Это был человек оригинальный во многом, начиная с наружности. Его глаза были настолько замаскированы очень темными очками, что я не знал даже их цвета; его голова была несколько непропорционально велика; черты его лица, красивые, но удивительно неподвижные и безжизненные, совершенно не гармонировали с его мягким и выразительным голосом, так же как и с его стройной, юношески-гибкой фигурой. Его речь была свободной и плавной и всегда полна содержания. Его научное образование было очень односторонне, по специальности он был, по-видимому, инженер.
В беседе Мэнни имел склонность постоянно сводить частные и практические вопросы к идейным основаниям.
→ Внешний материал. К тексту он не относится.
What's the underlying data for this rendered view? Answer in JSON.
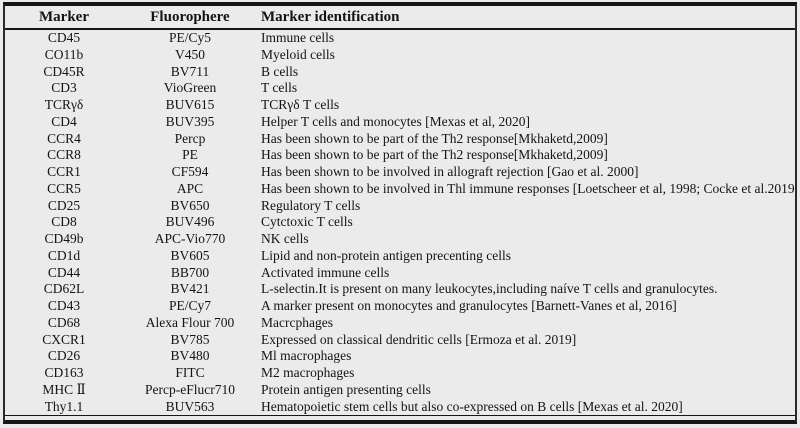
{
  "colors": {
    "background": "#ebebeb",
    "border": "#161616",
    "text": "#141414"
  },
  "table": {
    "columns": [
      "Marker",
      "Fluorophere",
      "Marker identification"
    ],
    "rows": [
      [
        "CD45",
        "PE/Cy5",
        "Immune cells"
      ],
      [
        "CO11b",
        "V450",
        "Myeloid cells"
      ],
      [
        "CD45R",
        "BV711",
        "B cells"
      ],
      [
        "CD3",
        "VioGreen",
        "T cells"
      ],
      [
        "TCRγδ",
        "BUV615",
        "TCRγδ T cells"
      ],
      [
        "CD4",
        "BUV395",
        "Helper T cells and monocytes [Mexas et al, 2020]"
      ],
      [
        "CCR4",
        "Percp",
        "Has been shown to be part of the Th2 response[Mkhaketd,2009]"
      ],
      [
        "CCR8",
        "PE",
        "Has been shown to be part of the Th2 response[Mkhaketd,2009]"
      ],
      [
        "CCR1",
        "CF594",
        "Has been shown to be involved in allograft rejection [Gao et al. 2000]"
      ],
      [
        "CCR5",
        "APC",
        "Has been shown to be involved in Thl immune responses [Loetscheer et al, 1998; Cocke et al.2019]"
      ],
      [
        "CD25",
        "BV650",
        "Regulatory T cells"
      ],
      [
        "CD8",
        "BUV496",
        "Cytctoxic T cells"
      ],
      [
        "CD49b",
        "APC-Vio770",
        "NK cells"
      ],
      [
        "CD1d",
        "BV605",
        "Lipid and non-protein antigen precenting cells"
      ],
      [
        "CD44",
        "BB700",
        "Activated immune cells"
      ],
      [
        "CD62L",
        "BV421",
        "L-selectin.It is present on many leukocytes,including naíve T cells and granulocytes."
      ],
      [
        "CD43",
        "PE/Cy7",
        "A marker present on monocytes and granulocytes [Barnett-Vanes et al, 2016]"
      ],
      [
        "CD68",
        "Alexa Flour 700",
        "Macrcphages"
      ],
      [
        "CXCR1",
        "BV785",
        "Expressed on classical dendritic cells [Ermoza et al. 2019]"
      ],
      [
        "CD26",
        "BV480",
        "Ml macrophages"
      ],
      [
        "CD163",
        "FITC",
        "M2 macrophages"
      ],
      [
        "MHC Ⅱ",
        "Percp-eFlucr710",
        "Protein antigen presenting cells"
      ],
      [
        "Thy1.1",
        "BUV563",
        "Hematopoietic stem cells but also co-expressed on B cells [Mexas et al. 2020]"
      ]
    ]
  }
}
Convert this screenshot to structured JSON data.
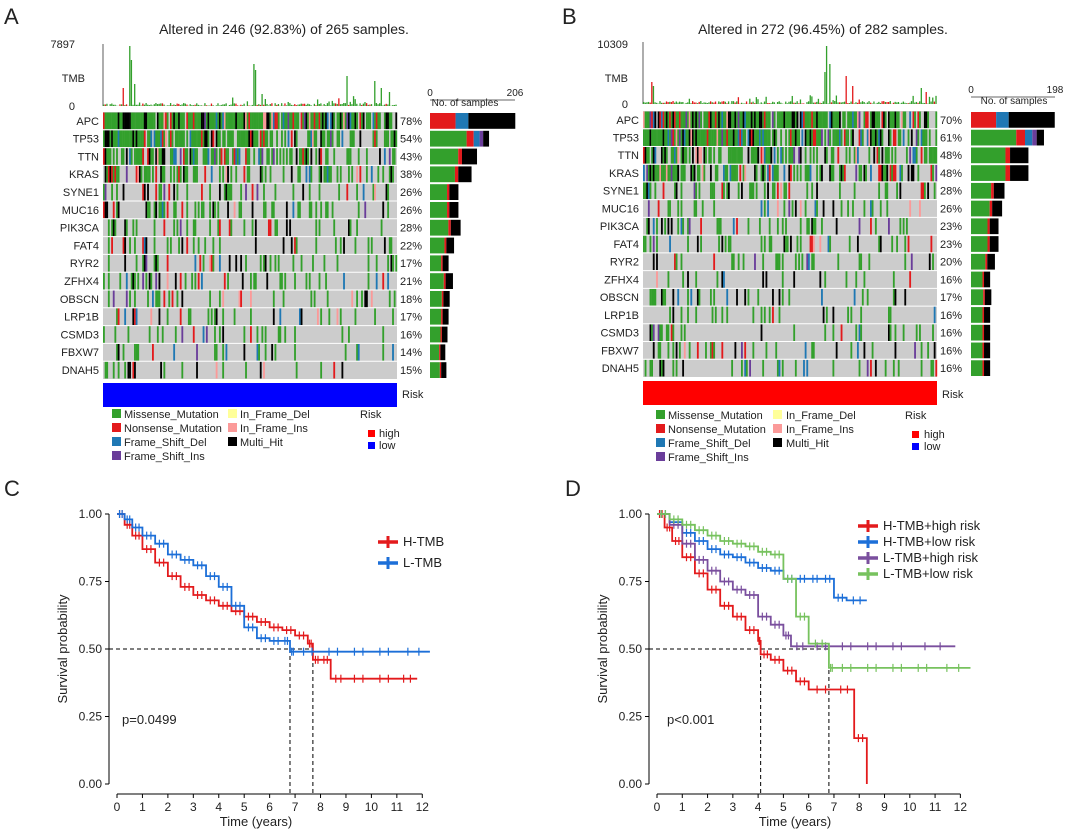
{
  "panels": {
    "A": {
      "letter": "A",
      "title": "Altered in 246 (92.83%) of 265 samples.",
      "tmb_label": "TMB",
      "tmb_max": "7897",
      "tmb_min": "0",
      "bar_axis_label": "No. of samples",
      "bar_axis_min": "0",
      "bar_axis_max": "206",
      "risk_label": "Risk"
    },
    "B": {
      "letter": "B",
      "title": "Altered in 272 (96.45%) of 282 samples.",
      "tmb_label": "TMB",
      "tmb_max": "10309",
      "tmb_min": "0",
      "bar_axis_label": "No. of samples",
      "bar_axis_min": "0",
      "bar_axis_max": "198",
      "risk_label": "Risk"
    },
    "C": {
      "letter": "C",
      "pvalue": "p=0.0499"
    },
    "D": {
      "letter": "D",
      "pvalue": "p<0.001"
    }
  },
  "legend": {
    "missense": "Missense_Mutation",
    "nonsense": "Nonsense_Mutation",
    "fs_del": "Frame_Shift_Del",
    "fs_ins": "Frame_Shift_Ins",
    "if_del": "In_Frame_Del",
    "if_ins": "In_Frame_Ins",
    "multi": "Multi_Hit",
    "risk_title": "Risk",
    "high": "high",
    "low": "low"
  },
  "colors": {
    "missense": "#33a02c",
    "nonsense": "#e31a1c",
    "fs_del": "#1f78b4",
    "fs_ins": "#6a3d9a",
    "if_del": "#ffff99",
    "if_ins": "#fb9a99",
    "multi": "#000000",
    "background": "#cccccc",
    "high": "#ff0000",
    "low": "#0000ff"
  },
  "chart_data": [
    {
      "type": "heatmap",
      "panel": "A",
      "title": "Altered in 246 (92.83%) of 265 samples.",
      "genes": [
        "APC",
        "TP53",
        "TTN",
        "KRAS",
        "SYNE1",
        "MUC16",
        "PIK3CA",
        "FAT4",
        "RYR2",
        "ZFHX4",
        "OBSCN",
        "LRP1B",
        "CSMD3",
        "FBXW7",
        "DNAH5"
      ],
      "percentages": [
        "78%",
        "54%",
        "43%",
        "38%",
        "26%",
        "26%",
        "28%",
        "22%",
        "17%",
        "21%",
        "18%",
        "17%",
        "16%",
        "14%",
        "15%"
      ],
      "samples_total": 265,
      "tmb_range": [
        0,
        7897
      ],
      "bar_axis_range": [
        0,
        206
      ],
      "risk_group": "low"
    },
    {
      "type": "heatmap",
      "panel": "B",
      "title": "Altered in 272 (96.45%) of 282 samples.",
      "genes": [
        "APC",
        "TP53",
        "TTN",
        "KRAS",
        "SYNE1",
        "MUC16",
        "PIK3CA",
        "FAT4",
        "RYR2",
        "ZFHX4",
        "OBSCN",
        "LRP1B",
        "CSMD3",
        "FBXW7",
        "DNAH5"
      ],
      "percentages": [
        "70%",
        "61%",
        "48%",
        "48%",
        "28%",
        "26%",
        "23%",
        "23%",
        "20%",
        "16%",
        "17%",
        "16%",
        "16%",
        "16%",
        "16%"
      ],
      "samples_total": 282,
      "tmb_range": [
        0,
        10309
      ],
      "bar_axis_range": [
        0,
        198
      ],
      "risk_group": "high"
    },
    {
      "type": "line",
      "panel": "C",
      "xlabel": "Time (years)",
      "ylabel": "Survival probability",
      "xlim": [
        0,
        12.5
      ],
      "ylim": [
        0,
        1
      ],
      "xticks": [
        0,
        1,
        2,
        3,
        4,
        5,
        6,
        7,
        8,
        9,
        10,
        11,
        12
      ],
      "yticks": [
        "0.00",
        "0.25",
        "0.50",
        "0.75",
        "1.00"
      ],
      "median_lines": [
        6.8,
        7.7
      ],
      "pvalue": "p=0.0499",
      "series": [
        {
          "name": "H-TMB",
          "color": "#e31a1c",
          "x": [
            0,
            0.3,
            0.6,
            1,
            1.5,
            2,
            2.5,
            3,
            3.5,
            4,
            4.5,
            5,
            5.5,
            6,
            6.5,
            7,
            7.5,
            7.7,
            8,
            8.4,
            9,
            10,
            11,
            11.8
          ],
          "y": [
            1,
            0.96,
            0.92,
            0.87,
            0.82,
            0.77,
            0.73,
            0.7,
            0.68,
            0.66,
            0.64,
            0.62,
            0.6,
            0.58,
            0.57,
            0.55,
            0.52,
            0.46,
            0.46,
            0.39,
            0.39,
            0.39,
            0.39,
            0.39
          ]
        },
        {
          "name": "L-TMB",
          "color": "#1c6fd8",
          "x": [
            0,
            0.3,
            0.6,
            1,
            1.5,
            2,
            2.5,
            3,
            3.5,
            4,
            4.5,
            5,
            5.5,
            6,
            6.5,
            6.8,
            7,
            8,
            9,
            10,
            11,
            12.3
          ],
          "y": [
            1,
            0.98,
            0.95,
            0.92,
            0.89,
            0.85,
            0.83,
            0.81,
            0.77,
            0.73,
            0.66,
            0.58,
            0.54,
            0.53,
            0.53,
            0.49,
            0.49,
            0.49,
            0.49,
            0.49,
            0.49,
            0.49
          ]
        }
      ]
    },
    {
      "type": "line",
      "panel": "D",
      "xlabel": "Time (years)",
      "ylabel": "Survival probability",
      "xlim": [
        0,
        12.5
      ],
      "ylim": [
        0,
        1
      ],
      "xticks": [
        0,
        1,
        2,
        3,
        4,
        5,
        6,
        7,
        8,
        9,
        10,
        11,
        12
      ],
      "yticks": [
        "0.00",
        "0.25",
        "0.50",
        "0.75",
        "1.00"
      ],
      "median_lines": [
        4.1,
        6.8
      ],
      "pvalue": "p<0.001",
      "series": [
        {
          "name": "H-TMB+high risk",
          "color": "#e31a1c",
          "x": [
            0,
            0.3,
            0.6,
            1,
            1.5,
            2,
            2.5,
            3,
            3.5,
            4,
            4.1,
            4.5,
            5,
            5.5,
            6,
            7,
            7.8,
            8.3
          ],
          "y": [
            1,
            0.95,
            0.9,
            0.84,
            0.78,
            0.72,
            0.66,
            0.62,
            0.57,
            0.53,
            0.48,
            0.46,
            0.42,
            0.38,
            0.35,
            0.35,
            0.17,
            0
          ]
        },
        {
          "name": "H-TMB+low risk",
          "color": "#1c6fd8",
          "x": [
            0,
            0.5,
            1,
            1.5,
            2,
            2.5,
            3,
            3.5,
            4,
            4.5,
            5,
            5.5,
            6,
            6.5,
            7,
            7.5,
            8.3
          ],
          "y": [
            1,
            0.97,
            0.93,
            0.9,
            0.87,
            0.85,
            0.84,
            0.82,
            0.8,
            0.79,
            0.76,
            0.76,
            0.76,
            0.76,
            0.69,
            0.68,
            0.68
          ]
        },
        {
          "name": "L-TMB+high risk",
          "color": "#7a4f9e",
          "x": [
            0,
            0.5,
            1,
            1.5,
            2,
            2.5,
            3,
            3.5,
            4,
            4.5,
            5,
            5.3,
            6,
            7,
            8,
            9,
            10,
            11.8
          ],
          "y": [
            1,
            0.96,
            0.89,
            0.83,
            0.79,
            0.75,
            0.72,
            0.7,
            0.62,
            0.59,
            0.55,
            0.51,
            0.51,
            0.51,
            0.51,
            0.51,
            0.51,
            0.51
          ]
        },
        {
          "name": "L-TMB+low risk",
          "color": "#77c25e",
          "x": [
            0,
            0.5,
            1,
            1.5,
            2,
            2.5,
            3,
            3.5,
            4,
            4.5,
            5,
            5.5,
            6,
            6.8,
            7,
            8,
            9,
            10,
            11,
            12.4
          ],
          "y": [
            1,
            0.98,
            0.96,
            0.94,
            0.92,
            0.9,
            0.89,
            0.88,
            0.86,
            0.85,
            0.76,
            0.62,
            0.52,
            0.43,
            0.43,
            0.43,
            0.43,
            0.43,
            0.43,
            0.43
          ]
        }
      ]
    }
  ]
}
Когда он бывал у нас, выходило всегда как-то так, что противоречия натур и взглядов у меня с женой очень скоро выступали на первый план настолько отчетливо и ярко, что мы начинали мучительно чувствовать их безысходность. Мировоззрение Мэнни было, по-видимому, сходно с моим; он всегда высказывался очень мягко и осторожно по форме, но столь же резко и глубоко по существу. Наши политические разногласия с Анной Николаевной он так искусно связывал с основным различием наших мировоззрений, что эти разногласия казались психологически неизбежными, почти логическими выводами из них, и исчезала всякая надежда повлиять друг на друга, сгладить противоречия и прийти к чему-нибудь общему. Анна Николаевна питала к Мэнни нечто вроде ненависти, соединенной с живым интересом. Мне он внушал большое уважение и смутное недоверие: я чувствовал, что он идет к какой-то цели, но не мог понять, к какой.
В один из январских дней — это было уже в конце января — предстояло обсуждение в руководящих группах обоих течений партии проекта массовой демонстрации, с вероятным исходом в вооруженное столкновение. Накануне вечером пришел к нам Мэнни и поднял вопрос об участии в этой демонстрации, если она будет решена, самих партийных руководителей. Завязался спор, который быстро принял жгучий характер.
Анна Николаевна заявила, что всякий, кто подает голос за демонстрацию, нравственно обязан идти в первых рядах. Я находил, что это вообще не обязательно, а идти следует тому, кто там необходим или кто может быть серьезно полезен, причем имел в виду именно себя как человека с некоторым опытом в подобных делах. Мэнни пошел дальше и утверждал, что ввиду очевидно неизбежного столкновения с войсками на поле действительно должны находиться уличные агитаторы и боевые организаторы, политическим же руководителям там совсем не место, а люди физически слабые и нервные могут быть даже очень вредны. Анна Николаевна была прямо оскорблена этими рассуждениями, которые ей казались направленными специально против нее. Она оборвала разговор и ушла в свою комнату. Скоро ушел и Мэнни.
На другой день мне пришлось встать рано утром и уйти, не повидавшись с Анной Николаевной, а вернуться уже вечером. Демонстрация была отклонена и в нашем комитете, и, как я узнал, в руководящем коллективе другого течения. Я был этим доволен, потому что знал, насколько недостаточна подготовка для вооруженного конфликта, и считал такое выступление бесплодной растратой сил. Мне казалось, что это решение несколько ослабит остроту раздражения Анны Николаевны из-за вчерашнего разговора. На столе у себя я нашел записку от Анны Николаевны.